Stata: Using generate to create new variables

Generating New Variables

The primary method for creating new variables in Stata is the generate command. Load the auto dataset.

clear
sysuse auto
describe

Results-auto.dta_1.jpg

New Variable from Existing Variables

Let’s create a new variable that is the sum of weight and length (ignore for the moment that summing weights and lengths doesn’t make a ton of sense). Simple with generate. The syntax of generate is:

generate nameOfNewVariable=whateverTheNewVariableIsEqualTo

So to create a new variable called weightlength that is the sum of weight and length we type:

generate weightlength = weight+length

Now we have new variable called weightlength.

Results-auto.dta-21.jpg

Suppose now that we want to create a new variable that is the square of weight.

generate weight2 = weight^2

New Variable that is a Constant

Suppose we want to create a new variable that is a constant value (this isn’t necessarily a good idea and you can use macros to store constants but using a variable can be pretty convenient too). Let’s make a new variable x that is equal to 100.

generate x = 100

Let’s create a new variable that is equal to the mean of weight – we’ll call it meanweight.

summarize weight

Results-auto.dta-3.jpg

generate meanweight = 3019.459

You can also use the results of the summarize command to create a mean.

Viewer-1-help-summarize-1.jpg

summarize weight
generate meanweight = r(mean)

You can use the _N operator to create a new variable that is equal to the number of observations in a dataset.

generate obs = _N

If you combine this with by you can create a new variable that will be equal to the number of observations within the levels of the by variable.

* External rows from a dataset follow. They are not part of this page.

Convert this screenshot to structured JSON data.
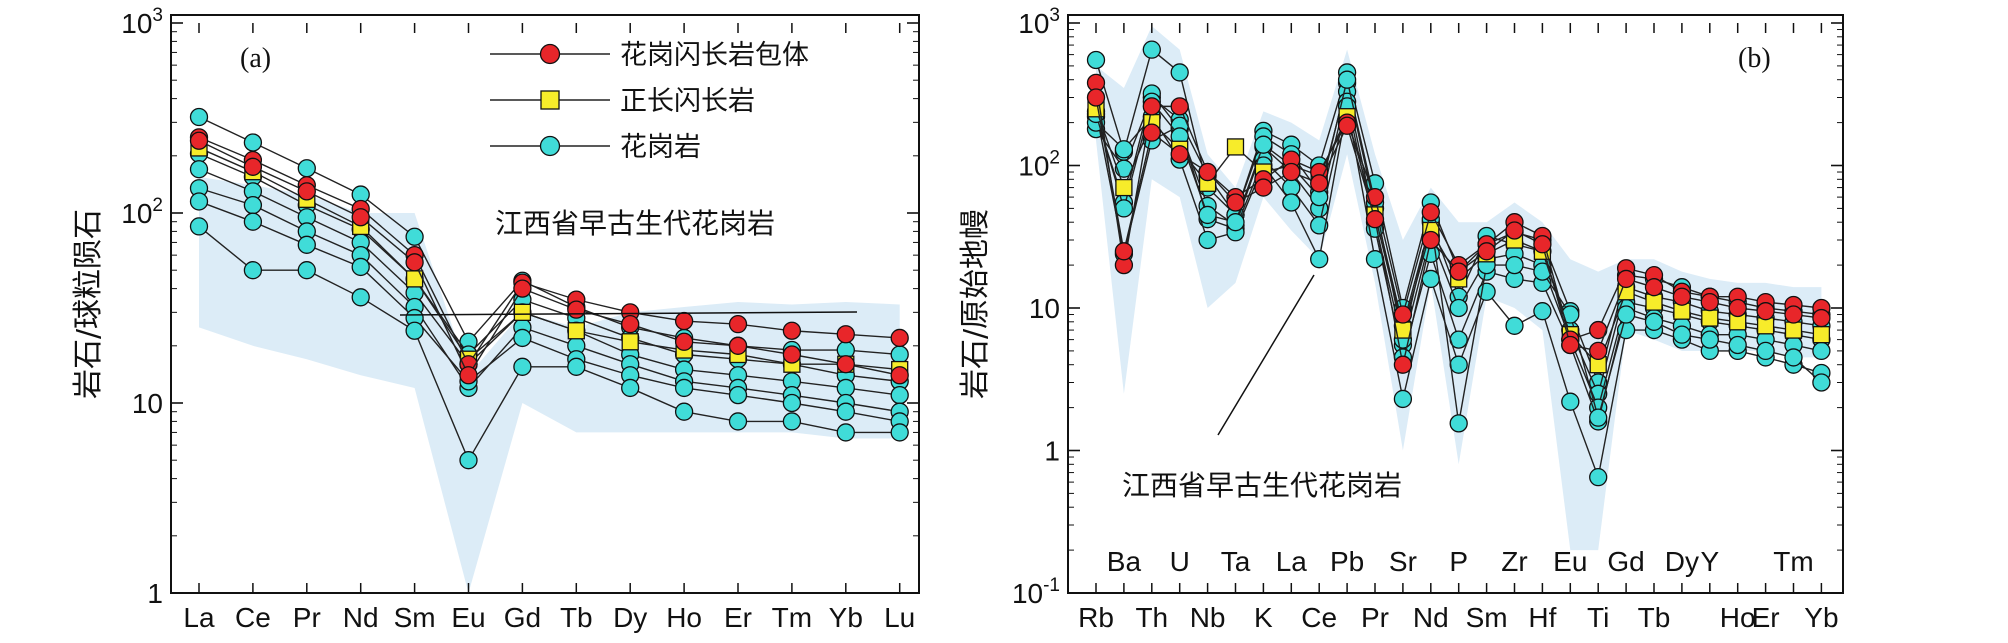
{
  "chart_data": [
    {
      "type": "line",
      "panel": "(a)",
      "ylabel": "岩石/球粒陨石",
      "yscale": "log",
      "ylim": [
        1,
        1000
      ],
      "yticks": [
        {
          "base": "10",
          "exp": "3"
        },
        {
          "base": "10",
          "exp": "2"
        },
        {
          "base": "10",
          "exp": ""
        },
        {
          "base": "1",
          "exp": ""
        }
      ],
      "categories": [
        "La",
        "Ce",
        "Pr",
        "Nd",
        "Sm",
        "Eu",
        "Gd",
        "Tb",
        "Dy",
        "Ho",
        "Er",
        "Tm",
        "Yb",
        "Lu"
      ],
      "field": {
        "label": "江西省早古生代花岗岩",
        "upper": [
          155,
          140,
          125,
          100,
          100,
          14,
          30,
          25,
          30,
          32,
          34,
          33,
          34,
          33
        ],
        "lower": [
          25,
          20,
          17,
          14,
          12,
          1,
          10,
          7,
          7,
          7,
          7,
          7,
          6.5,
          6.5
        ]
      },
      "legend": [
        {
          "label": "花岗闪长岩包体",
          "marker": "circle",
          "color": "#e8262a"
        },
        {
          "label": "正长闪长岩",
          "marker": "square",
          "color": "#f7ec2a"
        },
        {
          "label": "花岗岩",
          "marker": "circle",
          "color": "#40dcd8"
        }
      ],
      "series": [
        {
          "name": "花岗闪长岩包体",
          "values": [
            250,
            190,
            140,
            105,
            60,
            16,
            43,
            35,
            30,
            27,
            26,
            24,
            23,
            22
          ]
        },
        {
          "name": "花岗闪长岩包体",
          "values": [
            240,
            175,
            130,
            95,
            55,
            14,
            40,
            31,
            26,
            21,
            20,
            18,
            16,
            14
          ]
        },
        {
          "name": "正长闪长岩",
          "values": [
            220,
            165,
            118,
            85,
            45,
            17,
            30,
            24,
            21,
            19,
            18,
            16,
            16,
            15
          ]
        },
        {
          "name": "花岗岩",
          "values": [
            320,
            235,
            172,
            125,
            75,
            21,
            44,
            32,
            25,
            22,
            20,
            19,
            19,
            18
          ]
        },
        {
          "name": "花岗岩",
          "values": [
            205,
            155,
            110,
            82,
            45,
            18,
            35,
            28,
            22,
            18,
            17,
            16,
            14,
            13
          ]
        },
        {
          "name": "花岗岩",
          "values": [
            170,
            130,
            95,
            70,
            38,
            16,
            30,
            24,
            18,
            15,
            14,
            13,
            12,
            11
          ]
        },
        {
          "name": "花岗岩",
          "values": [
            135,
            110,
            80,
            60,
            32,
            12,
            25,
            20,
            16,
            13,
            12,
            11,
            10,
            9
          ]
        },
        {
          "name": "花岗岩",
          "values": [
            115,
            90,
            68,
            52,
            28,
            13,
            22,
            17,
            14,
            12,
            11,
            10,
            9,
            8
          ]
        },
        {
          "name": "花岗岩",
          "values": [
            85,
            50,
            50,
            36,
            24,
            5,
            15.5,
            15.5,
            12,
            9,
            8,
            8,
            7,
            7
          ]
        }
      ]
    },
    {
      "type": "line",
      "panel": "(b)",
      "ylabel": "岩石/原始地幔",
      "yscale": "log",
      "ylim": [
        0.1,
        1000
      ],
      "yticks": [
        {
          "base": "10",
          "exp": "3"
        },
        {
          "base": "10",
          "exp": "2"
        },
        {
          "base": "10",
          "exp": ""
        },
        {
          "base": "1",
          "exp": ""
        },
        {
          "base": "10",
          "exp": "-1"
        }
      ],
      "categories": [
        "Rb",
        "Ba",
        "Th",
        "U",
        "Nb",
        "Ta",
        "K",
        "La",
        "Ce",
        "Pb",
        "Pr",
        "Sr",
        "Nd",
        "P",
        "Sm",
        "Zr",
        "Hf",
        "Eu",
        "Ti",
        "Gd",
        "Tb",
        "Dy",
        "Y",
        "Ho",
        "Er",
        "Tm",
        "Yb"
      ],
      "categories_top": [
        "Ba",
        "U",
        "Ta",
        "La",
        "Pb",
        "Sr",
        "P",
        "Zr",
        "Eu",
        "Gd",
        "Dy",
        "Y",
        "Tm"
      ],
      "categories_bottom": [
        "Rb",
        "Th",
        "Nb",
        "K",
        "Ce",
        "Pr",
        "Nd",
        "Sm",
        "Hf",
        "Ti",
        "Tb",
        "Ho",
        "Er",
        "Yb"
      ],
      "field": {
        "label": "江西省早古生代花岗岩",
        "upper": [
          500,
          350,
          950,
          650,
          120,
          70,
          240,
          200,
          150,
          650,
          120,
          30,
          70,
          40,
          40,
          55,
          40,
          22,
          18,
          22,
          22,
          18,
          16,
          15,
          15,
          14,
          14
        ],
        "lower": [
          150,
          2.5,
          80,
          60,
          10,
          15,
          60,
          35,
          22,
          120,
          15,
          1,
          15,
          0.8,
          12,
          10,
          7,
          0.2,
          0.2,
          7,
          6,
          5,
          5,
          5,
          5,
          4.5,
          4.5
        ]
      },
      "series": [
        {
          "name": "花岗闪长岩包体",
          "values": [
            380,
            20,
            260,
            260,
            90,
            60,
            80,
            110,
            90,
            200,
            60,
            9,
            47,
            20,
            28,
            40,
            32,
            6,
            7,
            19,
            17,
            13,
            12,
            12,
            11,
            10.5,
            10
          ]
        },
        {
          "name": "花岗闪长岩包体",
          "values": [
            300,
            25,
            170,
            120,
            90,
            55,
            70,
            90,
            75,
            190,
            42,
            4,
            30,
            18,
            25,
            35,
            28,
            5.5,
            5,
            16,
            14,
            12,
            11,
            10,
            9.5,
            9,
            8.5
          ]
        },
        {
          "name": "正长闪长岩",
          "values": [
            250,
            70,
            200,
            130,
            75,
            135,
            90,
            100,
            85,
            220,
            45,
            7,
            35,
            16,
            24,
            30,
            25,
            6.5,
            4,
            13,
            11,
            9.5,
            8.5,
            8,
            7.5,
            7,
            6.5
          ]
        },
        {
          "name": "花岗岩",
          "values": [
            550,
            125,
            650,
            450,
            70,
            45,
            175,
            140,
            100,
            450,
            75,
            10,
            55,
            18,
            28,
            34,
            30,
            9.5,
            3,
            17,
            16,
            14,
            12,
            11,
            10,
            9.5,
            9
          ]
        },
        {
          "name": "花岗岩",
          "values": [
            180,
            95,
            300,
            210,
            85,
            45,
            160,
            120,
            65,
            380,
            50,
            7.5,
            40,
            12,
            32,
            28,
            25,
            7,
            2.5,
            14,
            12,
            11,
            9.5,
            9,
            8.5,
            8,
            7.5
          ]
        },
        {
          "name": "花岗岩",
          "values": [
            220,
            55,
            320,
            180,
            52,
            38,
            135,
            90,
            50,
            330,
            40,
            5.5,
            32,
            10,
            22,
            24,
            20,
            6,
            2,
            11,
            10,
            9,
            8,
            7.5,
            7,
            6.5,
            6
          ]
        },
        {
          "name": "花岗岩",
          "values": [
            240,
            24,
            150,
            190,
            42,
            36,
            110,
            70,
            38,
            280,
            36,
            4.5,
            24,
            6,
            18,
            16,
            15,
            5.5,
            1.6,
            10,
            8.5,
            7.5,
            6.5,
            6.5,
            6,
            5.5,
            5
          ]
        },
        {
          "name": "花岗岩",
          "values": [
            200,
            130,
            220,
            110,
            30,
            34,
            100,
            55,
            22,
            260,
            22,
            2.3,
            16,
            4,
            13,
            7.5,
            9.5,
            2.2,
            0.65,
            7,
            7,
            6,
            5,
            5,
            4.5,
            4,
            3.5
          ]
        },
        {
          "name": "花岗岩",
          "values": [
            230,
            50,
            280,
            160,
            45,
            40,
            140,
            100,
            60,
            400,
            55,
            6,
            42,
            1.55,
            20,
            20,
            18,
            9,
            1.7,
            9,
            8,
            6.5,
            6,
            5.5,
            5,
            4.5,
            3
          ]
        }
      ]
    }
  ]
}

For example, we can type:

by foreign: generate obs = _N

This will create a variable that is a constant within the levels of foreign. That is, we are going to get the number of foreign cars and the number of domestic cars. If a line in the data is associated with foreign cars the new obs variable will have a value of 22 and domestic cars will have a value of 52. Give it a try and see how it works.

New Variable that is a Random Draw from a Distribution

We can create a new variable that is a random draw from a distribution. Let’s create a new variable whose values will be random draws from a normal distribution with a mean of 0 and a standard deviation of 1. The random normal generator command is rnormal() (it defaults to a mean of 0 and standard deviation of 1 and it will draw as many values as there are observations in the dataset).

generate random = rnormal()

Create a New Variable that Indexes the Observations

You can use the _n operator to create a variable that indexes the observation number.

generate index = _n

This will create a new variable that runs from 1 to 74. You can combine this with by to create an index within another variable.

by foreign: index = _n

This will create a new variable that runs from 1 to 52 for domestic cars and 1 to 22 for foreign cars.

Conclusion

I’ve just touched on the ways you can create new variables. You can also use the egen command to create new variables. Try new ways to create variables and be sure to read the help files.